Está a tornar-se doentia a forma como os media mais formais lidam com a arte contemporânea, mesmo que se esteja a falar de material mais estimado do que títulos do tesouro. O caso mais recente é o de Amedeo Modigliani, cujo “Nu deitado” valeu esta semana 170 milhões de dólares, passando a segundo quadro mais caro depois das “Mulheres de Argel” de Picasso (179,3 milhões). A questão são os mamilos e a zona púbica retratada pelo pintor italiano dois anos antes de morrer jovem, de meningite tuberculosa e na completa miséria. Faltava agora o Financial Times achar que o génio italiano exorbitava na sua interpretação do corpo feminino. Mas não só o jornal de referência.

Amedeo Modigliani podia ser intratável, podia ser genial, podia ser pobre e certamente foi todas estas coisas. Um mestre modernista que morreu aos 35 anos em situação muito precária, quase sem um tostão.
A musa de Modigliani, Jeanne Hébuterne, também sua mulher e amante, deu-lhe uma filha e estava grávida de nove meses quando este morreu, na noite de 24 de janeiro de 1920. No dia seguinte, Jeanne suicidou-se, atirando-se de um quinto andar.
A grande curiosidade é hoje – neste ano de 2015 – saber o que diria Modigliani aos editores do Financial Times que colocaram uma barra a tapar o mamilo e a zona púbica da mulher retratada no “Nu deitado” adquirido esta semana por um investidor chinês.

E também aos editores da CNBC americana que desfocaram as mesmas zonas, aos editores da Bloomberg que cirurgicamente extraíram o mamilo da mulher e lhe retiraram os pelos púbicos. Modigliani é, 98 anos depois, mais do que podem aguentar os livros de estilo de alguns jornais e televisões.

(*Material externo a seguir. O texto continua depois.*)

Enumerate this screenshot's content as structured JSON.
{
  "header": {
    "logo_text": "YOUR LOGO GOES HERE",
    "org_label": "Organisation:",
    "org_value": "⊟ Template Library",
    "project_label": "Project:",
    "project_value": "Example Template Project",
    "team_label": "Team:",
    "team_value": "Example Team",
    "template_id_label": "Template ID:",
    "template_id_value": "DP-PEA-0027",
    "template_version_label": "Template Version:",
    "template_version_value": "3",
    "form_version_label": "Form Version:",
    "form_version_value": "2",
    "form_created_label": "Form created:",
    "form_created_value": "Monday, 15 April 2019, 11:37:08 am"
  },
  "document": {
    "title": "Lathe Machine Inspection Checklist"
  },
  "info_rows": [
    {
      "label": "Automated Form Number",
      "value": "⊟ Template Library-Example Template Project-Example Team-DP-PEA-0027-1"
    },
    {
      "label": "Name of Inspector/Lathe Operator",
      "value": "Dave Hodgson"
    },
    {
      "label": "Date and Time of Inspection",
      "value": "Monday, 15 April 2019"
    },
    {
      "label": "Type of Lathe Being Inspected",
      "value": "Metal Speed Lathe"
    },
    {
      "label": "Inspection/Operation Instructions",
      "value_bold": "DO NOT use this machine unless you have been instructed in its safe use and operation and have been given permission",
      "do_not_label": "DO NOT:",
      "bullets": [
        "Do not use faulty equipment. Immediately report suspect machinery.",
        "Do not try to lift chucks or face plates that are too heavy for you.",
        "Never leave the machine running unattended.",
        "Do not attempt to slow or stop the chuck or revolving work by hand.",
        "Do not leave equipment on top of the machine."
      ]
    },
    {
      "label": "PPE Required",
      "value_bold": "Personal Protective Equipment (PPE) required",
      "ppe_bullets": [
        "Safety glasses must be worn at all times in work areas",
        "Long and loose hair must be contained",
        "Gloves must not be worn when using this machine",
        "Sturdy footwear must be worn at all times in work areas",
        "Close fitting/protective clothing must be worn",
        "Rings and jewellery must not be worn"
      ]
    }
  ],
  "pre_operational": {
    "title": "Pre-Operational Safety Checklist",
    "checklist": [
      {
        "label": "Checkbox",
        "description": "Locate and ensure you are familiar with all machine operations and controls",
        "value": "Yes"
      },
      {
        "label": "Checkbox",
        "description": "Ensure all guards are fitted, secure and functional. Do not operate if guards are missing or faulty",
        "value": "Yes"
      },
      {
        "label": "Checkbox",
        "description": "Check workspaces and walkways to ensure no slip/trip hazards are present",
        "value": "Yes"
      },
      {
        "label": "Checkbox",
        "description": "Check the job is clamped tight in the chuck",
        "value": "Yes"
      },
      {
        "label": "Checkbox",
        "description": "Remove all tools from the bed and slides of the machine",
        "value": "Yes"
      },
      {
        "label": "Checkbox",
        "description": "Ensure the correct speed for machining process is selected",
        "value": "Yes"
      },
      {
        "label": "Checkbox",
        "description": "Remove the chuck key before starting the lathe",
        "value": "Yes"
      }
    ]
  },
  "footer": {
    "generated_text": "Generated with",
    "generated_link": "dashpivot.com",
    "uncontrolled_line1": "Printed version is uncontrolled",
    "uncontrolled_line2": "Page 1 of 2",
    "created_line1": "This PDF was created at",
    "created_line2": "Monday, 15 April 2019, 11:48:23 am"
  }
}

Estranhamente, as televisões e jornais em causa defendem o rigor da informação. Por exemplo, a Bloomberg não diz que o quadro “Nu deitado” foi leiloado por 170 milhões de dólares. Faz questão de referir que o valor atingido foi de 170,4 milhões de dólares. Da mesma forma, o primeiro nome de Modigliani é assinalado como Amedeo e não Amadeo, como seria de pensar. No entanto, os mesmos critérios de inteireza não impediram que a obra tenha sido completamente mutilada, como se Modigliani fosse um inapto que cometeu erros demasiado graves neste nu.




Mas este não é caso nem único nem pioneiro. Há meio ano, os ultraconservadores da Fox News fizeram igualmente um blur sobre os seios das mulheres que apareciam no “Les Femmes d’Alger” (na designação original) de Pablo Picasso. O quadro é o mais valioso de entre todos os que foram levados a leilão, tendo chegado aos 179,3 milhões de dólares em maio deste ano.

Mas a cadeia de televisão norte-americana não quis arriscar mostrar os seios destas mulheres. Não apenas o mamilo, mas todo o seio. Alguns críticos de arte chamaram os responsáveis da Fox News de “sexualmente doentes”. E no entanto reproduzem-se: meio ano depois aqui estão eles a fazer escola.